Human error zero: The path to reliable data center networks
Behind every truly great what is a really important why.
It's hardly controversial at this point to suggest that a company's underlying mission is part and parcel of the products and services they deliver. I'd go one step further: If forced to choose between assessing a company's portfolio and its purpose, it's purpose that will be a better indicator of long-term trajectory.
So what is driving Nokia's pursuits in data center networking? Three words: human error zero.

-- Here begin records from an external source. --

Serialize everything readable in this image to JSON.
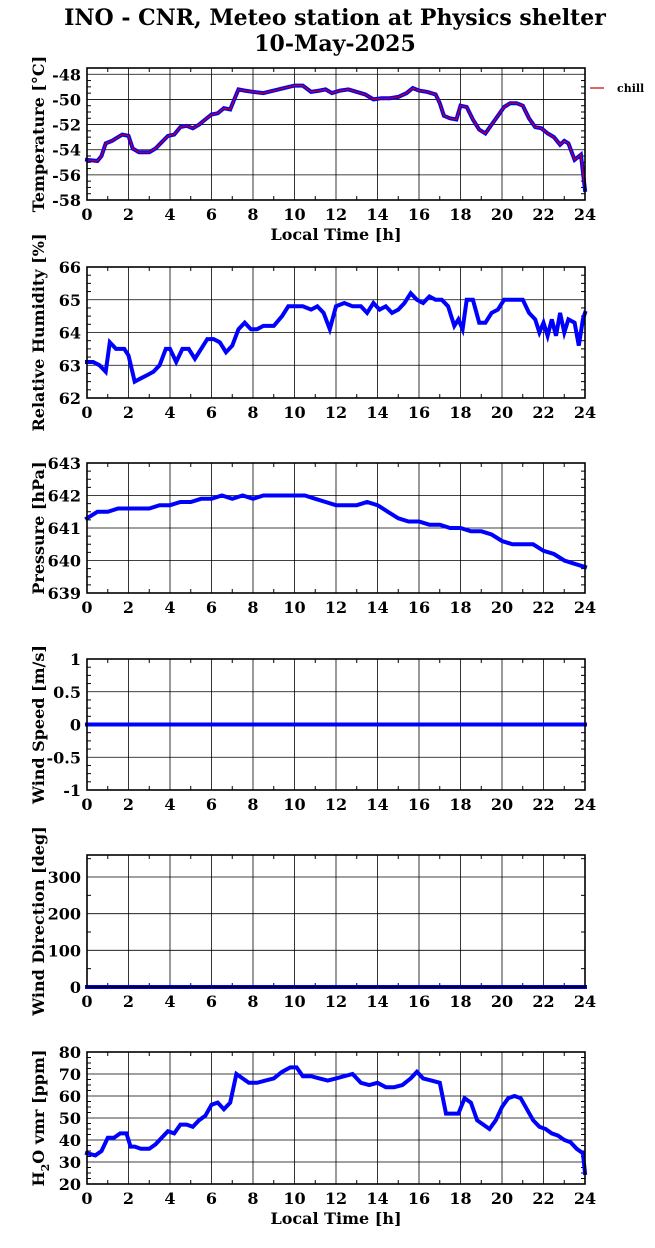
{
  "title_line1": "INO - CNR, Meteo station at Physics shelter",
  "title_line2": "10-May-2025",
  "colors": {
    "series": "#0000ff",
    "windchill": "#cc0000"
  },
  "chart_data": [
    {
      "type": "line",
      "ylabel": "Temperature [°C]",
      "xlabel": "Local Time [h]",
      "xlim": [
        0,
        24
      ],
      "ylim": [
        -58,
        -47.5
      ],
      "yticks": [
        -58,
        -56,
        -54,
        -52,
        -50,
        -48
      ],
      "xticks": [
        0,
        2,
        4,
        6,
        8,
        10,
        12,
        14,
        16,
        18,
        20,
        22,
        24
      ],
      "grid": true,
      "legend": "right",
      "series": [
        {
          "name": "",
          "color": "#0000ff",
          "x": [
            0,
            0.5,
            0.7,
            0.9,
            1.2,
            1.5,
            1.7,
            2.0,
            2.2,
            2.5,
            3.0,
            3.3,
            3.6,
            3.9,
            4.2,
            4.5,
            4.8,
            5.1,
            5.4,
            5.7,
            6.0,
            6.3,
            6.6,
            6.9,
            7.1,
            7.3,
            7.6,
            8.0,
            8.5,
            9.0,
            9.5,
            10.0,
            10.4,
            10.8,
            11.2,
            11.5,
            11.8,
            12.2,
            12.6,
            13.0,
            13.4,
            13.8,
            14.2,
            14.6,
            15.0,
            15.4,
            15.7,
            16.0,
            16.4,
            16.8,
            17.0,
            17.2,
            17.5,
            17.8,
            18.0,
            18.3,
            18.6,
            18.9,
            19.2,
            19.5,
            19.8,
            20.1,
            20.4,
            20.7,
            21.0,
            21.3,
            21.6,
            21.9,
            22.2,
            22.5,
            22.8,
            23.0,
            23.2,
            23.5,
            23.8,
            24.0
          ],
          "y": [
            -54.8,
            -54.9,
            -54.5,
            -53.5,
            -53.3,
            -53.0,
            -52.8,
            -52.9,
            -53.9,
            -54.2,
            -54.2,
            -53.9,
            -53.4,
            -52.9,
            -52.8,
            -52.2,
            -52.1,
            -52.3,
            -52.0,
            -51.6,
            -51.2,
            -51.1,
            -50.7,
            -50.8,
            -50.0,
            -49.2,
            -49.3,
            -49.4,
            -49.5,
            -49.3,
            -49.1,
            -48.9,
            -48.9,
            -49.4,
            -49.3,
            -49.2,
            -49.5,
            -49.3,
            -49.2,
            -49.4,
            -49.6,
            -50.0,
            -49.9,
            -49.9,
            -49.8,
            -49.5,
            -49.1,
            -49.3,
            -49.4,
            -49.6,
            -50.3,
            -51.3,
            -51.5,
            -51.6,
            -50.5,
            -50.6,
            -51.6,
            -52.4,
            -52.7,
            -52.0,
            -51.3,
            -50.6,
            -50.3,
            -50.3,
            -50.5,
            -51.5,
            -52.2,
            -52.3,
            -52.7,
            -53.0,
            -53.6,
            -53.3,
            -53.5,
            -54.8,
            -54.4,
            -57.2
          ]
        },
        {
          "name": "chill",
          "color": "#cc0000",
          "x": [
            0,
            0.5,
            0.7,
            0.9,
            1.2,
            1.5,
            1.7,
            2.0,
            2.2,
            2.5,
            3.0,
            3.3,
            3.6,
            3.9,
            4.2,
            4.5,
            4.8,
            5.1,
            5.4,
            5.7,
            6.0,
            6.3,
            6.6,
            6.9,
            7.1,
            7.3,
            7.6,
            8.0,
            8.5,
            9.0,
            9.5,
            10.0,
            10.4,
            10.8,
            11.2,
            11.5,
            11.8,
            12.2,
            12.6,
            13.0,
            13.4,
            13.8,
            14.2,
            14.6,
            15.0,
            15.4,
            15.7,
            16.0,
            16.4,
            16.8,
            17.0,
            17.2,
            17.5,
            17.8,
            18.0,
            18.3,
            18.6,
            18.9,
            19.2,
            19.5,
            19.8,
            20.1,
            20.4,
            20.7,
            21.0,
            21.3,
            21.6,
            21.9,
            22.2,
            22.5,
            22.8,
            23.0,
            23.2,
            23.5,
            23.8,
            24.0
          ],
          "y": [
            -54.8,
            -54.9,
            -54.5,
            -53.5,
            -53.3,
            -53.0,
            -52.8,
            -52.9,
            -53.9,
            -54.2,
            -54.2,
            -53.9,
            -53.4,
            -52.9,
            -52.8,
            -52.2,
            -52.1,
            -52.3,
            -52.0,
            -51.6,
            -51.2,
            -51.1,
            -50.7,
            -50.8,
            -50.0,
            -49.2,
            -49.3,
            -49.4,
            -49.5,
            -49.3,
            -49.1,
            -48.9,
            -48.9,
            -49.4,
            -49.3,
            -49.2,
            -49.5,
            -49.3,
            -49.2,
            -49.4,
            -49.6,
            -50.0,
            -49.9,
            -49.9,
            -49.8,
            -49.5,
            -49.1,
            -49.3,
            -49.4,
            -49.6,
            -50.3,
            -51.3,
            -51.5,
            -51.6,
            -50.5,
            -50.6,
            -51.6,
            -52.4,
            -52.7,
            -52.0,
            -51.3,
            -50.6,
            -50.3,
            -50.3,
            -50.5,
            -51.5,
            -52.2,
            -52.3,
            -52.7,
            -53.0,
            -53.6,
            -53.3,
            -53.5,
            -54.8,
            -54.4,
            -57.2
          ]
        }
      ]
    },
    {
      "type": "line",
      "ylabel": "Relative Humidity [%]",
      "xlabel": "",
      "xlim": [
        0,
        24
      ],
      "ylim": [
        62,
        66
      ],
      "yticks": [
        62,
        63,
        64,
        65,
        66
      ],
      "xticks": [
        0,
        2,
        4,
        6,
        8,
        10,
        12,
        14,
        16,
        18,
        20,
        22,
        24
      ],
      "grid": true,
      "series": [
        {
          "name": "",
          "color": "#0000ff",
          "x": [
            0,
            0.3,
            0.6,
            0.9,
            1.1,
            1.4,
            1.8,
            2.0,
            2.3,
            2.6,
            2.9,
            3.2,
            3.5,
            3.8,
            4.0,
            4.3,
            4.6,
            4.9,
            5.2,
            5.5,
            5.8,
            6.1,
            6.4,
            6.7,
            7.0,
            7.3,
            7.6,
            7.9,
            8.2,
            8.5,
            9.0,
            9.4,
            9.7,
            10.0,
            10.4,
            10.8,
            11.1,
            11.4,
            11.7,
            12.0,
            12.4,
            12.8,
            13.2,
            13.5,
            13.8,
            14.1,
            14.4,
            14.7,
            15.0,
            15.3,
            15.6,
            15.9,
            16.2,
            16.5,
            16.8,
            17.1,
            17.4,
            17.7,
            17.9,
            18.1,
            18.3,
            18.6,
            18.9,
            19.2,
            19.5,
            19.8,
            20.1,
            20.4,
            20.7,
            21.0,
            21.3,
            21.6,
            21.8,
            22.0,
            22.2,
            22.4,
            22.6,
            22.8,
            23.0,
            23.2,
            23.5,
            23.7,
            23.9,
            24.0
          ],
          "y": [
            63.1,
            63.1,
            63.0,
            62.8,
            63.7,
            63.5,
            63.5,
            63.3,
            62.5,
            62.6,
            62.7,
            62.8,
            63.0,
            63.5,
            63.5,
            63.1,
            63.5,
            63.5,
            63.2,
            63.5,
            63.8,
            63.8,
            63.7,
            63.4,
            63.6,
            64.1,
            64.3,
            64.1,
            64.1,
            64.2,
            64.2,
            64.5,
            64.8,
            64.8,
            64.8,
            64.7,
            64.8,
            64.6,
            64.1,
            64.8,
            64.9,
            64.8,
            64.8,
            64.6,
            64.9,
            64.7,
            64.8,
            64.6,
            64.7,
            64.9,
            65.2,
            65.0,
            64.9,
            65.1,
            65.0,
            65.0,
            64.8,
            64.2,
            64.4,
            64.1,
            65.0,
            65.0,
            64.3,
            64.3,
            64.6,
            64.7,
            65.0,
            65.0,
            65.0,
            65.0,
            64.6,
            64.4,
            64.0,
            64.3,
            63.9,
            64.4,
            63.9,
            64.6,
            64.0,
            64.4,
            64.3,
            63.6,
            64.4,
            64.6
          ]
        }
      ]
    },
    {
      "type": "line",
      "ylabel": "Pressure [hPa]",
      "xlabel": "",
      "xlim": [
        0,
        24
      ],
      "ylim": [
        639,
        643
      ],
      "yticks": [
        639,
        640,
        641,
        642,
        643
      ],
      "xticks": [
        0,
        2,
        4,
        6,
        8,
        10,
        12,
        14,
        16,
        18,
        20,
        22,
        24
      ],
      "grid": true,
      "series": [
        {
          "name": "",
          "color": "#0000ff",
          "x": [
            0,
            0.5,
            1.0,
            1.5,
            2.0,
            2.5,
            3.0,
            3.5,
            4.0,
            4.5,
            5.0,
            5.5,
            6.0,
            6.5,
            7.0,
            7.5,
            8.0,
            8.5,
            9.0,
            9.5,
            10.0,
            10.5,
            11.0,
            11.5,
            12.0,
            12.5,
            13.0,
            13.5,
            14.0,
            14.5,
            15.0,
            15.5,
            16.0,
            16.5,
            17.0,
            17.5,
            18.0,
            18.5,
            19.0,
            19.5,
            20.0,
            20.5,
            21.0,
            21.5,
            22.0,
            22.5,
            23.0,
            23.5,
            24.0
          ],
          "y": [
            641.3,
            641.5,
            641.5,
            641.6,
            641.6,
            641.6,
            641.6,
            641.7,
            641.7,
            641.8,
            641.8,
            641.9,
            641.9,
            642.0,
            641.9,
            642.0,
            641.9,
            642.0,
            642.0,
            642.0,
            642.0,
            642.0,
            641.9,
            641.8,
            641.7,
            641.7,
            641.7,
            641.8,
            641.7,
            641.5,
            641.3,
            641.2,
            641.2,
            641.1,
            641.1,
            641.0,
            641.0,
            640.9,
            640.9,
            640.8,
            640.6,
            640.5,
            640.5,
            640.5,
            640.3,
            640.2,
            640.0,
            639.9,
            639.8
          ]
        }
      ]
    },
    {
      "type": "line",
      "ylabel": "Wind Speed [m/s]",
      "xlabel": "",
      "xlim": [
        0,
        24
      ],
      "ylim": [
        -1,
        1
      ],
      "yticks": [
        -1,
        -0.5,
        0,
        0.5,
        1
      ],
      "xticks": [
        0,
        2,
        4,
        6,
        8,
        10,
        12,
        14,
        16,
        18,
        20,
        22,
        24
      ],
      "grid": true,
      "series": [
        {
          "name": "",
          "color": "#0000ff",
          "x": [
            0,
            24
          ],
          "y": [
            0,
            0
          ]
        }
      ]
    },
    {
      "type": "line",
      "ylabel": "Wind Direction [deg]",
      "xlabel": "",
      "xlim": [
        0,
        24
      ],
      "ylim": [
        0,
        360
      ],
      "yticks": [
        0,
        100,
        200,
        300
      ],
      "xticks": [
        0,
        2,
        4,
        6,
        8,
        10,
        12,
        14,
        16,
        18,
        20,
        22,
        24
      ],
      "grid": true,
      "series": [
        {
          "name": "",
          "color": "#0000ff",
          "x": [
            0,
            24
          ],
          "y": [
            0,
            0
          ]
        }
      ]
    },
    {
      "type": "line",
      "ylabel": "H2O vmr [ppm]",
      "xlabel": "Local Time [h]",
      "xlim": [
        0,
        24
      ],
      "ylim": [
        20,
        80
      ],
      "yticks": [
        20,
        30,
        40,
        50,
        60,
        70,
        80
      ],
      "xticks": [
        0,
        2,
        4,
        6,
        8,
        10,
        12,
        14,
        16,
        18,
        20,
        22,
        24
      ],
      "grid": true,
      "series": [
        {
          "name": "",
          "color": "#0000ff",
          "x": [
            0,
            0.4,
            0.7,
            1.0,
            1.3,
            1.6,
            1.9,
            2.1,
            2.3,
            2.6,
            3.0,
            3.3,
            3.6,
            3.9,
            4.2,
            4.5,
            4.8,
            5.1,
            5.4,
            5.7,
            6.0,
            6.3,
            6.6,
            6.9,
            7.2,
            7.5,
            7.8,
            8.2,
            8.6,
            9.0,
            9.4,
            9.8,
            10.1,
            10.4,
            10.8,
            11.2,
            11.6,
            12.0,
            12.4,
            12.8,
            13.2,
            13.6,
            14.0,
            14.4,
            14.8,
            15.2,
            15.6,
            15.9,
            16.2,
            16.6,
            17.0,
            17.3,
            17.6,
            17.9,
            18.2,
            18.5,
            18.8,
            19.1,
            19.4,
            19.7,
            20.0,
            20.3,
            20.6,
            20.9,
            21.2,
            21.5,
            21.8,
            22.1,
            22.4,
            22.7,
            23.0,
            23.3,
            23.6,
            23.9,
            24.0
          ],
          "y": [
            34,
            33,
            35,
            41,
            41,
            43,
            43,
            37,
            37,
            36,
            36,
            38,
            41,
            44,
            43,
            47,
            47,
            46,
            49,
            51,
            56,
            57,
            54,
            57,
            70,
            68,
            66,
            66,
            67,
            68,
            71,
            73,
            73,
            69,
            69,
            68,
            67,
            68,
            69,
            70,
            66,
            65,
            66,
            64,
            64,
            65,
            68,
            71,
            68,
            67,
            66,
            52,
            52,
            52,
            59,
            57,
            49,
            47,
            45,
            49,
            55,
            59,
            60,
            59,
            54,
            49,
            46,
            45,
            43,
            42,
            40,
            39,
            36,
            34,
            25
          ]
        }
      ]
    }
  ]
}
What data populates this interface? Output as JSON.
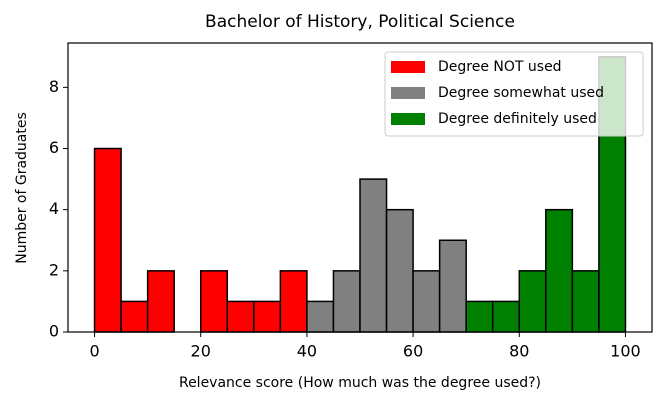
{
  "chart_data": {
    "type": "histogram",
    "title": "Bachelor of History, Political Science",
    "xlabel": "Relevance score (How much was the degree used?)",
    "ylabel": "Number of Graduates",
    "series": [
      {
        "name": "Degree NOT used",
        "color": "#ff0000",
        "bins": [
          0,
          5,
          10,
          15,
          20,
          25,
          30,
          35,
          40
        ],
        "values": [
          6,
          1,
          2,
          0,
          2,
          1,
          1,
          2
        ]
      },
      {
        "name": "Degree somewhat used",
        "color": "#808080",
        "bins": [
          40,
          45,
          50,
          55,
          60,
          65,
          70
        ],
        "values": [
          1,
          2,
          5,
          4,
          2,
          3
        ]
      },
      {
        "name": "Degree definitely used",
        "color": "#008000",
        "bins": [
          70,
          75,
          80,
          85,
          90,
          95,
          100
        ],
        "values": [
          1,
          1,
          2,
          4,
          2,
          9
        ]
      }
    ],
    "xlim": [
      -5,
      105
    ],
    "ylim": [
      0,
      9.45
    ],
    "xticks": [
      0,
      20,
      40,
      60,
      80,
      100
    ],
    "yticks": [
      0,
      2,
      4,
      6,
      8
    ],
    "legend": "upper right"
  }
}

Networks versus networking
Now while it's three simple words, there is a lot to unpack. Let's start with the foundation. Networks are fragile because networking is hard. The distinction between networks and networking is subtle but crucial. Networks are defined by the hardware, the software, the protocols and the technologies that enable connectivity. Networking, on the other hand, is defined by the people, the process, the tools and the techniques.
Our industry is good at building networks. Data centers are built with fabrics. These fabrics are composed of predominantly merchant-silicon-based devices that run a standard set of protocols. And while there are differences in how these devices and protocols are implemented, the best practices that underpin data center architectures are mostly well established and accepted across the industry. It should be no surprise that the Nokia data center portfolio includes these devices and capabilities.
Networking, however, is a different story entirely.
Networking is a practice dominated by specialists well trained in stitching together the devices and software necessary to build a fabric. It's an extremely hard proposition. You have to get literally thousands of commands distributed across dozens or hundreds of devices set just right. Then, and only then, do you have a functional network. And the larger the network and the more diverse the requirements, the more complex this becomes.
And complexity is a killer.
We know this, of course. It's bad enough that we implement draconian change controls. Change windows and holiday freezes are artifacts of this complexity. And I dare you to ask your teams if they want to push changes to production on a Friday afternoon.
Speed isn’t everything
Talk to almost any IT executive about their strategic priorities, and they will mention agility or speed or perhaps even automation. But how can you automate anything when just making it work requires herculean efforts?
The short answer is that you can't.
And yet our industry is full of companies with missions that are all about delivering agility or allowing enterprises to move at the speed of business. They are obsessed with speed, and their products promise faster this or more efficient that. We see this in the proliferation of workflow engines and APIs and all manner of things required to build a bigger automation engine.
The fastest way to break things at scale
But what if our industry's collective challenges in solving for operations are anchored to something deeper? What if we have been pursuing the wrong why all along?
Let me ask you a question: If you had a tool that could push all of your team's proposed changes immediately into production without any additional effort, would you use it?
The right answer here is unquestionably no. Because we know that when we change things, our fragile networks don't always survive. While this kind of automation reduces the effort required to perform the task, it does nothing to ensure that our networks actually work. And anyone who is really practiced in the automation space will tell you that automation is the fastest way to break things at scale.
Predictable automation can eradicate human error
Don't get me wrong—I am not down on automation. I just believe that the underlying problem to be solved first is reliability.
We have to eradicate human error.
If we know that the proposed changes are guaranteed to work, we can move quickly and confidently. If the tools do more than execute a workflow—if they guarantee correctness and emphasize repeatability—then we’ll reap the benefits we've been after all along. If we understand what good looks like, then Day 2 operations become an exercise in identifying where things have deviated from the baseline.
It's not that speed isn't good. But the path starts with a different purpose. Indeed, the byproducts of driving human error to zero are speed and efficiency combined. And Nokia is delivering on that promise with predictable automation that delivers reliability across data center networks and networking.